Il y a dix ans, David Benedek fondait à Paris un atelier de parfumerie dont la singularité tenait moins à son positionnement niche qu’à sa méthode. Ses études à l’Institut Français de la Mode l’avaient formé à lire les matières — la soie olfactive, les notes veloutées, les touches poudrées — avant de les sentir. La Collection Studio, lancée le 18 mai 2026, pousse cette logique jusqu’à son terme : chaque absolu naît d’un tissu. Stellar Silk de la soie, Oud Paradisio du cuir brodé de pierres violettes, Silver Ceremony des sequins.
Fernández, parfumeur maison depuis Impadia, travaille chez Givaudan avec une palette de matières premières sélectionnées sous certification Orpur™ — les « grands crus » de la maison de composition, choisis individuellement pour leur traçabilité et leur profil olfactif de pointe. Pour Stellar Silk, il a retenu deux absolus de fève tonka du Venezuela distincts : l’un à facettes de tabac chaud et de praline, l’autre grillé, aux nuances de cacao sec et de foin. La fève tonka, récoltée en Amazonie uniquement à chute naturelle — gage, précise la fiche technique, d’un arôme à son apogée — fonctionne ici non comme accord gourmand générique, mais comme note de texture, en dialogue avec le beurre d’iris pallida des Landes, obtenu par hydrodistillation moléculaire de son rhizome.
Encadré — Détail extraction : L’extrait CO₂ de vanille de Madagascar de la collection est obtenu par CO₂ supercritique plutôt que par solvant, procédé qui préserve un arôme plus amandé en minimisant les inflexions de tabac et de rhum caractéristiques de l’absolu classique. Cette précision d’extraction change l’équilibre perçu de la note de fond.
Le choix du bois comme architecture commune aux trois créations relève d’une décision esthétique défendue par Fernández en termes de logique tactile : santal album d’Australie pour la soie — « onctuosité onctueuse et fluide » —, oud de Thaïlande pour le cuir — « caractère animal » répondant à la « richesse et résilience » du cuir —, cèdre de l’Atlas du Maroc pour le métal. « J’ai choisi les bois car ils incarnent la texture et la structure en parfumerie », dit-il. La déclaration a une portée technique : le bois est la classe aromatique qui confère la tenue du sillage, l’ancrage dermique, la dimension temporelle d’une fragrance. En lui assignant un rôle structurel analogue à celui du tissu, Fernández reformule le vocabulaire de la composition.

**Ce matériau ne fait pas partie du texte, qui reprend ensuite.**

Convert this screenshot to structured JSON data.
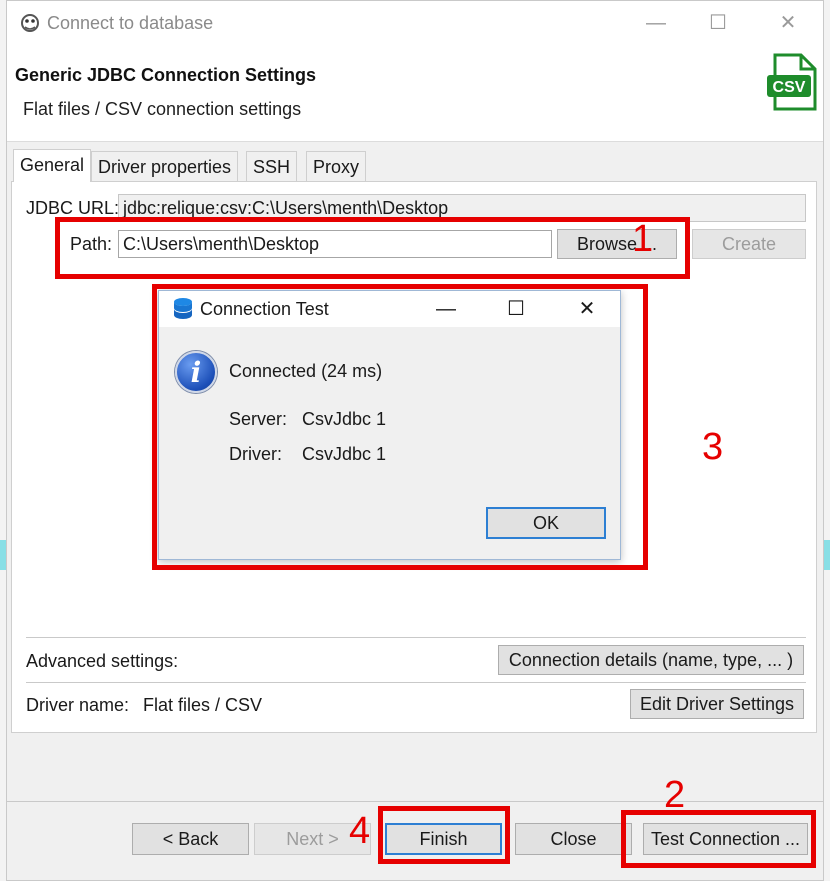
{
  "window": {
    "title": "Connect to database",
    "controls": {
      "minimize": "—",
      "maximize": "☐",
      "close": "✕"
    }
  },
  "header": {
    "title": "Generic JDBC Connection Settings",
    "subtitle": "Flat files / CSV connection settings",
    "icon_text": "CSV"
  },
  "tabs": [
    {
      "label": "General",
      "active": true
    },
    {
      "label": "Driver properties",
      "active": false
    },
    {
      "label": "SSH",
      "active": false
    },
    {
      "label": "Proxy",
      "active": false
    }
  ],
  "general": {
    "jdbc_url_label": "JDBC URL:",
    "jdbc_url_value": "jdbc:relique:csv:C:\\Users\\menth\\Desktop",
    "path_label": "Path:",
    "path_value": "C:\\Users\\menth\\Desktop",
    "browse_label": "Browse ...",
    "create_label": "Create",
    "advanced_label": "Advanced settings:",
    "connection_details_label": "Connection details (name, type, ... )",
    "driver_name_label": "Driver name:",
    "driver_name_value": "Flat files / CSV",
    "edit_driver_label": "Edit Driver Settings"
  },
  "connection_test": {
    "title": "Connection Test",
    "message": "Connected (24 ms)",
    "server_label": "Server:",
    "server_value": "CsvJdbc 1",
    "driver_label": "Driver:",
    "driver_value": "CsvJdbc 1",
    "ok_label": "OK",
    "controls": {
      "minimize": "—",
      "maximize": "☐",
      "close": "✕"
    }
  },
  "footer": {
    "back_label": "< Back",
    "next_label": "Next >",
    "finish_label": "Finish",
    "close_label": "Close",
    "test_connection_label": "Test Connection ..."
  },
  "annotations": {
    "n1": "1",
    "n2": "2",
    "n3": "3",
    "n4": "4",
    "color": "#e60000"
  }
}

Dans Silver Ceremony, l’effet « métal » n’est pas obtenu par des notes métalliques classiques mais par la combinaison du cèdre du Maroc, du ciste labdanum d’Espagne (distillé à froid pour allier fraîcheur balsamique et chaleur ambrée) et d’une molécule exclusive Givaudan — l’Azurone™, note marine ozonique à touche aldéhydée — qui, avec l’éclat des agrumes italiens (bergamote de Calabre récoltée en maturité précoce, citron extrait à froid avant distillation moléculaire, mandarine verte), reconstitue par synthèse olfactive la sensation de lumière frappant le métal. C’est un calcul, pas une métaphore.
Les flacons — 50 ml et 100 ml — reçoivent un fourreau noir avec marquage à chaud vif argent et laquage intérieur et extérieur. La couleur de chaque fourreau (brun fumé, violet, bleu) est choisie en écho à la synesthésie, pas à la tendance.
La question que pose la Collection Studio n’est pas celle de la mode comme territoire de communication pour la parfumerie — l’exercice est connu. Elle est ailleurs : peut-on traiter le bois en parfumerie comme on traite le tissu en couture — comme une infrastructure, pas comme un décor ? Ce que Fernández a réalisé ici ressemble moins à une collection thématique qu’à une démonstration de méthode.